Keep in mind by the way that libproj.jl is auto generated, so if you want to change it that has to be done via gen/.

rafaqz commented 1 year ago

What I mean is essentially what @jw3126 is doing in libgeos for isequals performance - define Ref outside the hot paths and reuse them to minimise allocation. Not completely avoiding Ref. That's what I thought @asinghvi17 meant by dispatch on Vectors - defining the Refs further out so they can be reused.

In ArchGDAL there are some hot paths where 3 refs are defined just to get one point. That allocation ends up totally dominating the profile when you get the points from a polygon. We need to be careful that all operations on the points of composite objects define the Refs themselves and pass them in. Doing this makes rasterizing ArchGDAL polygons 20x faster. Just loading the polygons is still slower than the actual rasterisation, but not 20x slower.

I didn't mean to use pointers instead. Refis fine as long as we carefully minimise the allocations.

But in some cases it might be worth using pointers? pointers and mutable state in structs are two things I prefer not to think about, so it would need a clear reason and benchmarks.

visr commented 1 year ago

Thanks, yeah that makes sense to me.

rafaqz commented 1 year ago

Looking at this again, it would be good if instead of lon and lat values as arguments, functions accepted GeoInterface.jl compatible points. That means (lon, lat) would work, but other point types will too.

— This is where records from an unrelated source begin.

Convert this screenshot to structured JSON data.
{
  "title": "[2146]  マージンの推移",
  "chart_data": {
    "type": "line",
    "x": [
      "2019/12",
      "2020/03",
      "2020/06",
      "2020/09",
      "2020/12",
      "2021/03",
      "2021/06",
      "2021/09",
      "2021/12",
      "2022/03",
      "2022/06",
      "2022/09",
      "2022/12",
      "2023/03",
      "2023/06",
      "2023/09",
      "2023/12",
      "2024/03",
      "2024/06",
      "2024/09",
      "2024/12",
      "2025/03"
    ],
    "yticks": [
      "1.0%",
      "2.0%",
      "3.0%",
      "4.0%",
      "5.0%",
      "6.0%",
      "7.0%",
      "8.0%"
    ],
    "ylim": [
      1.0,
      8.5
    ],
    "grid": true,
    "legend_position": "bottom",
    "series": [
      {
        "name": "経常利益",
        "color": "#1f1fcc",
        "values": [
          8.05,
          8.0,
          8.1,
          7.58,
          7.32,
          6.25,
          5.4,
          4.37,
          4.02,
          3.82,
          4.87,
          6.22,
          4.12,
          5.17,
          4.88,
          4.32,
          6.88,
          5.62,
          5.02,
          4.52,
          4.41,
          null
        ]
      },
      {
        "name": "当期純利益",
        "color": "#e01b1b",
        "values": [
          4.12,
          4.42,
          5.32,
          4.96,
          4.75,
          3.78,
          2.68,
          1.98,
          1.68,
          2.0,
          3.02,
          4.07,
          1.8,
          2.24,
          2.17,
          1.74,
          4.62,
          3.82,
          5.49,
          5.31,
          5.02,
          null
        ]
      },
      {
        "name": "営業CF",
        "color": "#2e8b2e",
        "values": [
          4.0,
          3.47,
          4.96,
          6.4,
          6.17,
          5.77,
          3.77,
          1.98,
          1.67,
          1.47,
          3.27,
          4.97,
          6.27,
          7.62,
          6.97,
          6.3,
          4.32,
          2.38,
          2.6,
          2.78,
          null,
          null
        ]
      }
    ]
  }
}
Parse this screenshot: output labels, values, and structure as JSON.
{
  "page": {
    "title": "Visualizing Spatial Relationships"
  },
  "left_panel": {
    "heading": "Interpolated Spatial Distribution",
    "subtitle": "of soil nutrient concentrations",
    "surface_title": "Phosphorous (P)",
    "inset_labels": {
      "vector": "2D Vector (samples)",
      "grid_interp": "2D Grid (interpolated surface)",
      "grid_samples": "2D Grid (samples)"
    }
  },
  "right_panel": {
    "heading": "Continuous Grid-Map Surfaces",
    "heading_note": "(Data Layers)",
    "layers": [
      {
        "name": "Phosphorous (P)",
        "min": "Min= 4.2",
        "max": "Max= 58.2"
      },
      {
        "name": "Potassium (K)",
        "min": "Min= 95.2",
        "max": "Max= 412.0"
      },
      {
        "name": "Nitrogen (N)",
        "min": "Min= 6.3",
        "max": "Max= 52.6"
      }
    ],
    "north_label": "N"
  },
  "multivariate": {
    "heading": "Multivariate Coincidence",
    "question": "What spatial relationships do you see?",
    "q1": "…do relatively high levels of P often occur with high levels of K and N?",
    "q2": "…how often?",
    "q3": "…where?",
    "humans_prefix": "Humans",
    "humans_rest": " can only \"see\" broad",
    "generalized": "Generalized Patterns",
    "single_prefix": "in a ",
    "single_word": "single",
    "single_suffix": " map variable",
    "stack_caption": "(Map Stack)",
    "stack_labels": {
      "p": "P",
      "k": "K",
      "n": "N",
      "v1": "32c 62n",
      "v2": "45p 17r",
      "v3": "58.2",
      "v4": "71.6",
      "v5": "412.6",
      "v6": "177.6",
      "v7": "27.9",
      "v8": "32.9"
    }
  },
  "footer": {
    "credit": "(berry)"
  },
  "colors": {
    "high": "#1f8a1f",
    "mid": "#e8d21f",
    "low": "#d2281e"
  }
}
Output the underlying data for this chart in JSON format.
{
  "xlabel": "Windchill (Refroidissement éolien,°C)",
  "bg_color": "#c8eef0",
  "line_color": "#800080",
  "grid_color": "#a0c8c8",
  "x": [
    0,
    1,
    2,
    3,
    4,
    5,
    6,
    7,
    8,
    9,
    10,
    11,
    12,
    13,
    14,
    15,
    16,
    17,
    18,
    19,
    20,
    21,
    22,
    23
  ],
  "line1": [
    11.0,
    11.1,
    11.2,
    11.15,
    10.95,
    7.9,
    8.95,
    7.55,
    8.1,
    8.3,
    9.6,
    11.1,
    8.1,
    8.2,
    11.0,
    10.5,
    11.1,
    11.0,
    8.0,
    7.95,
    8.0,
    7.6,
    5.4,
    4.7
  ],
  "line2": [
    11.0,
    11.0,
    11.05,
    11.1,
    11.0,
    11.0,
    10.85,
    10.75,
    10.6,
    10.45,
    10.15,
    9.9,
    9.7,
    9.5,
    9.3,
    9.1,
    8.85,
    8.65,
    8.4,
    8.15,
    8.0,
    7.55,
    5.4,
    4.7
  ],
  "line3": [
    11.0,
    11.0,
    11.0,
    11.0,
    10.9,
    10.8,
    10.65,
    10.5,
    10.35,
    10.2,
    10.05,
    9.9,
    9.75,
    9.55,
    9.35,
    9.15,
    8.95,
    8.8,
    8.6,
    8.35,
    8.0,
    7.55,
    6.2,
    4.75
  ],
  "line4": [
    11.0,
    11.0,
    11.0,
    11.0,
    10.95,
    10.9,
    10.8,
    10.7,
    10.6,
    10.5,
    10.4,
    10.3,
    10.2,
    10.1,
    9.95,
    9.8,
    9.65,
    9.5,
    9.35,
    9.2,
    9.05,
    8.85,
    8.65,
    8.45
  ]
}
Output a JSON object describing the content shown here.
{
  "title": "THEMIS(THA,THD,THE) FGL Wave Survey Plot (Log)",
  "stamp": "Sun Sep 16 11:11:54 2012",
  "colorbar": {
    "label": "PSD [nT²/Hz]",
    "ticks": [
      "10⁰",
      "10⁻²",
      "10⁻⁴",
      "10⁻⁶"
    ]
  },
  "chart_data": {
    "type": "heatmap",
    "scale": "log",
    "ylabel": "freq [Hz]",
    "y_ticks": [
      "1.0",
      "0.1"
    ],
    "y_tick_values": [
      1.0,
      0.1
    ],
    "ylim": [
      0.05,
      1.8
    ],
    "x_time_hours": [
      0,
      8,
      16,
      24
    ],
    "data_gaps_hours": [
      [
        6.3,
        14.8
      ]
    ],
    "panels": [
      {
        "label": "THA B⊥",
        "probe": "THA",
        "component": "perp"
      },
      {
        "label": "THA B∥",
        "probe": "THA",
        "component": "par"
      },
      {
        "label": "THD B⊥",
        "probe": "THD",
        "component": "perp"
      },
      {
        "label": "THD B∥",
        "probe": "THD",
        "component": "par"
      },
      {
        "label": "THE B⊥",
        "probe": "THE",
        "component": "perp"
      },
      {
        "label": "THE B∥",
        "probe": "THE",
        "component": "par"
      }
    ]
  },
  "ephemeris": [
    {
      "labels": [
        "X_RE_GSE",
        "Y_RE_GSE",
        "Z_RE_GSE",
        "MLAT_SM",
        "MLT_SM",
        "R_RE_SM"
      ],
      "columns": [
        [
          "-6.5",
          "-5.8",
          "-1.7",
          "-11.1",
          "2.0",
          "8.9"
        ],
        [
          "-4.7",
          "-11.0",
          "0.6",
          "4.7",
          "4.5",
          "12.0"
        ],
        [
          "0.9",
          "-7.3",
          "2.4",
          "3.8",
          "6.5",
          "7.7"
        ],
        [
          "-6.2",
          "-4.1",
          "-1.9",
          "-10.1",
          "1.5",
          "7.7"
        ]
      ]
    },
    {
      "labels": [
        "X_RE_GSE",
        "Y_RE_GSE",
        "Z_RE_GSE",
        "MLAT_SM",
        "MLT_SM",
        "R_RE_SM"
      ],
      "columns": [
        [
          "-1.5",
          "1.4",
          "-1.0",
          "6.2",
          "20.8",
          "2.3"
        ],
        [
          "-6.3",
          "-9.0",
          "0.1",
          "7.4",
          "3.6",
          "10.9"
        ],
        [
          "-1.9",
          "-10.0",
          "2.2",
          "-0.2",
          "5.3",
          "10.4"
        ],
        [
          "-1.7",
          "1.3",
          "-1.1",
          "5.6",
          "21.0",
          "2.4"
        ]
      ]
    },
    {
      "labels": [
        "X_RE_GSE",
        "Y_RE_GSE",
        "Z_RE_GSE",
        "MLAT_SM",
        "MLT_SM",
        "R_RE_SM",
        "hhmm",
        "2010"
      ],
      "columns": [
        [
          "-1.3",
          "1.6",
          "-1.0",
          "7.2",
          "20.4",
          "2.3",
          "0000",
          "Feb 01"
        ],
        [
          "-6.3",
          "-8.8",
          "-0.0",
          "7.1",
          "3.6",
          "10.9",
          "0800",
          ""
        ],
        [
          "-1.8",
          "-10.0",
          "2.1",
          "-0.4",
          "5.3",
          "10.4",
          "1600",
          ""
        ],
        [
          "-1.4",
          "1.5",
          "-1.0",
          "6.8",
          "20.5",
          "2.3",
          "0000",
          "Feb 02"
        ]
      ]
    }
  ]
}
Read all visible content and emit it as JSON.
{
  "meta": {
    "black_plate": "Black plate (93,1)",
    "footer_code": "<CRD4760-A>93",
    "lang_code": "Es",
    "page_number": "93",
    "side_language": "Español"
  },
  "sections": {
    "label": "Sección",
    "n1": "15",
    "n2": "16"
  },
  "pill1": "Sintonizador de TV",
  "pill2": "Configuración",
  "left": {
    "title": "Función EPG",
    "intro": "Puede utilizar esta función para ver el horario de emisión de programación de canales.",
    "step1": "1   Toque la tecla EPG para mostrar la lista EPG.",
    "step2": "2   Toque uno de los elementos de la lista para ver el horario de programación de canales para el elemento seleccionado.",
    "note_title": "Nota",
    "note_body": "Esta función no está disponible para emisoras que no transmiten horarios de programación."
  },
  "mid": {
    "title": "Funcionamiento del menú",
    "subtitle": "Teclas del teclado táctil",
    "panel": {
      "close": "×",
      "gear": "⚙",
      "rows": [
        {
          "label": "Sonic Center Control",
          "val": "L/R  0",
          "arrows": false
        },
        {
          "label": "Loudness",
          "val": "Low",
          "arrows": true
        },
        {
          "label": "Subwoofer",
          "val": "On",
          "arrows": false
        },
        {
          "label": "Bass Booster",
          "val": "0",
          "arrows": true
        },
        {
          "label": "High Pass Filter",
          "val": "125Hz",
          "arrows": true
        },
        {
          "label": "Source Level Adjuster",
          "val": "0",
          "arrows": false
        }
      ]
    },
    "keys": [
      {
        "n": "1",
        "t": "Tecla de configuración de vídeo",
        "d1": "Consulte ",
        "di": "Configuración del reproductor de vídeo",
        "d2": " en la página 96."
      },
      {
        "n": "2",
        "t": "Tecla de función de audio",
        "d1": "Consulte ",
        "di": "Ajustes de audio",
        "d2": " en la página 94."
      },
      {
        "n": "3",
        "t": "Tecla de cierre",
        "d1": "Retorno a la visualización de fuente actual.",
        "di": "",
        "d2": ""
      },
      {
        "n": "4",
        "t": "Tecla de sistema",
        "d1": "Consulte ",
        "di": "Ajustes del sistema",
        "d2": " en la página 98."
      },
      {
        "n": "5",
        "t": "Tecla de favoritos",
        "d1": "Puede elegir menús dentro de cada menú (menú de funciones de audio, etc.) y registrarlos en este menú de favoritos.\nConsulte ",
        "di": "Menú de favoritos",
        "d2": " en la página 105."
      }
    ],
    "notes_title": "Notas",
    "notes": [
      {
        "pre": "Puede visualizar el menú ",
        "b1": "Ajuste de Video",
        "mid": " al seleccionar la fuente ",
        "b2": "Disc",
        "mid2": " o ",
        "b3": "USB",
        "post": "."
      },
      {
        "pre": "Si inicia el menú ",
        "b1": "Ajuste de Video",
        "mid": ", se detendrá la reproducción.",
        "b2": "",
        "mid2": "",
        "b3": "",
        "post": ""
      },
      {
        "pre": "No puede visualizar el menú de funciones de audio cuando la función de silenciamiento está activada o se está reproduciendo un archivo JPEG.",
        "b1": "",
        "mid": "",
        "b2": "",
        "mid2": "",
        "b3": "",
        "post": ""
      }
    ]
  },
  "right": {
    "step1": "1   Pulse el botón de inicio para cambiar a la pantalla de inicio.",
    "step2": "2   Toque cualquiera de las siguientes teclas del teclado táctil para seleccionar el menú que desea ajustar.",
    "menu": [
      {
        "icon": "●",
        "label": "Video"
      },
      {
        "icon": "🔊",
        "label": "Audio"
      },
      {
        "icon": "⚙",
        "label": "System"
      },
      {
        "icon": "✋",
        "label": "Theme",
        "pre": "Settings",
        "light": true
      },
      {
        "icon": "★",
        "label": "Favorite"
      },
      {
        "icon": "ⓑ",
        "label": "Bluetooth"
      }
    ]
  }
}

asinghvi17 commented 1 year ago

That would probably be a pretty easy overload, but I don't think Proj depends on Geointerface yet (not sure why). I'd also like to add some utilities to generically transform geometries in that case...

rafaqz commented 1 year ago

I just wrote it ;)

https://github.com/JuliaGeo/Proj.jl/pull/79

asinghvi17 commented 1 year ago

Sorry, my finger slipped on mobile. This is still a draft but I hope to polish it up today.

asinghvi17 commented 1 year ago

btw, here are some cool applications of this: https://xkdr.github.io/Karmana.jl/dev/examples/geodesic/ https://xkdr.github.io/Karmana.jl/dev/examples/annular_ring/#:~:text=an%20encore%2C%20let%27s-,animate,-what%20the%20annular_ring

(these are from the documentation of a utility package for my current org, it probably won't be registered but the code is open source.)

asinghvi17 commented 1 year ago

Do we need more features here or should we go ahead and merge once CI passes?

I've made the portion of code that I actually use as efficient as possible, but have no idea what other people use. As those usecases shake out we could gradually make them more efficient.

asinghvi17 commented 1 year ago

Nightly is failing because of a LibCURL version mismatch

visr commented 1 year ago

@asinghvi17 thanks for taking this on! I'm not really familiar with the geodesics API, but overall this looks good to me. I pushed some minor nonfunctional commits.

We don't have to cover the whole API at once and can add what we need. With this I think we can close #66. For me this is good to merge.

rafaqz commented 11 months ago

@asinghvi17 @visr should we merge this?

evetion commented 11 months ago

If @visr approved back in May, we can merge this. We can always hold of tagging a release if something comes up.